Category Archives: Math

First-Order Categorical Logic 13

Prev TOC Next

MW: It’s been a minute! Well, almost 60,000 minutes.

We left off with a question: does a natural transformation from a syntactic hyperdoctrine to a semantic hyperdoctrine automatically “respect quantifiers”? We saw that this amounts to a Beck–Chevalley condition. We wondered if we had to add that condition to our definition of a model, or if it came for free.

Maybe you’ve had the experience of putting aside a crossword, half-completed, and coming back to it in a hour. Hey, of course the answer to 60 Across is “Turing Test”!

The same thing happened to me here. And the answer is: no free lunch.

Let me recap, just to get my brain back up to speed, and fix notation. B is a syntactic hyperdoctrine, C is a semantic hyperdoctrine, and F:BC is a natural transformation.

For example: say B is the theory LO of linear orders, and C is an actual linear order. B(2) contains predicates like [x<y], C(2) contains binary relations on the domain of the linear order, and F2([x<y]) is the less-than relation on this domain.

Here’s the key diagram:

Ignore the dashed arrows for just a second. Say f is an injection in FinSet, like f:{x}→{x,y}. Then B(f) and C(f) are the “throw in extra variables” morphisms we’ve talked about ad nauseum. This diagram is a commuting square in the category BoolAlg.
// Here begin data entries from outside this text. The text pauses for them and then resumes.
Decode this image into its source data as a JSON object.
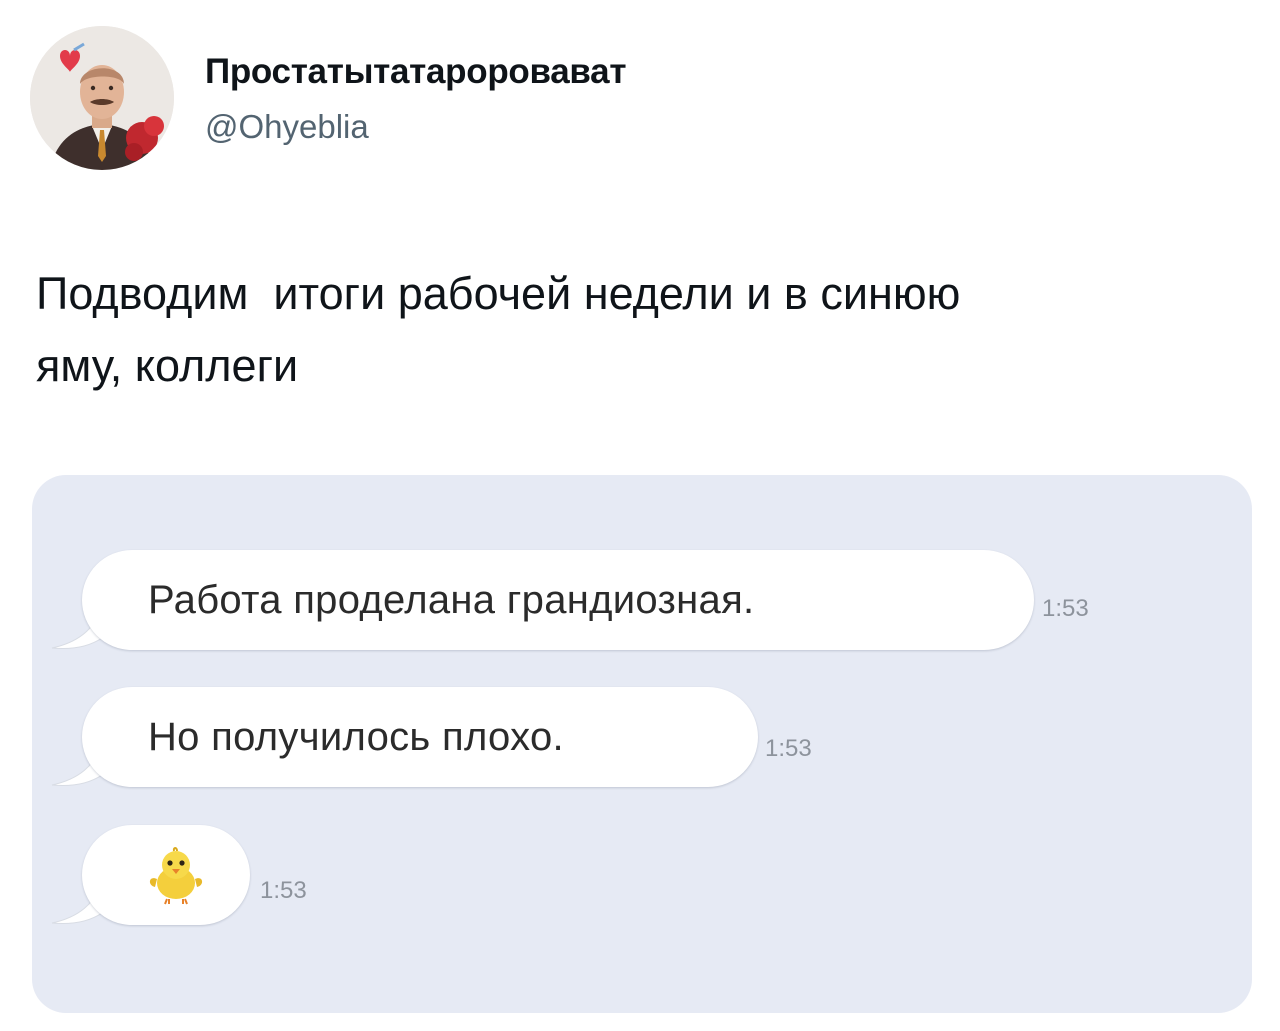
{
  "tweet": {
    "author": {
      "display_name": "Простатытатароровават",
      "handle": "@Ohyeblia",
      "avatar": "profile-photo"
    },
    "text": "Подводим  итоги рабочей недели и в синюю\nяму, коллеги"
  },
  "media": {
    "background_color": "#e6eaf4",
    "messages": [
      {
        "text": "Работа проделана грандиозная.",
        "time": "1:53"
      },
      {
        "text": "Но получилось плохо.",
        "time": "1:53"
      },
      {
        "icon": "chick-emoji-icon",
        "time": "1:53"
      }
    ]
  },
  "colors": {
    "name": "#0f1419",
    "handle": "#536471",
    "bubble": "#ffffff",
    "timestamp": "#8d939c"
  }
}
The dashed arrows are morphisms in a larger category we dubbed PoolAlg. This is a full subcategory of Poset, and BoolAlg is a so-called wide subcategory of it. Its objects are all boolean algebras, and its morphisms are all order-preserving maps, i.e., all the morphisms those objects have as denizens of Poset.

Within PoolAlg, the dashed arrows are left adjoints of the right arrows. Now does the diagram commute? In PoolAlg, that is. Beck–Chevalley says yes. We saw last time that we want this to be true. For example, the top left arrow takes [y<x] to [∃y(y<x)]. We want this predicate to map to the corresponding relation on an actual linear order. That’s what we mean by “respecting quantifiers”.

JB: This sounds right. Thanks for getting us started again!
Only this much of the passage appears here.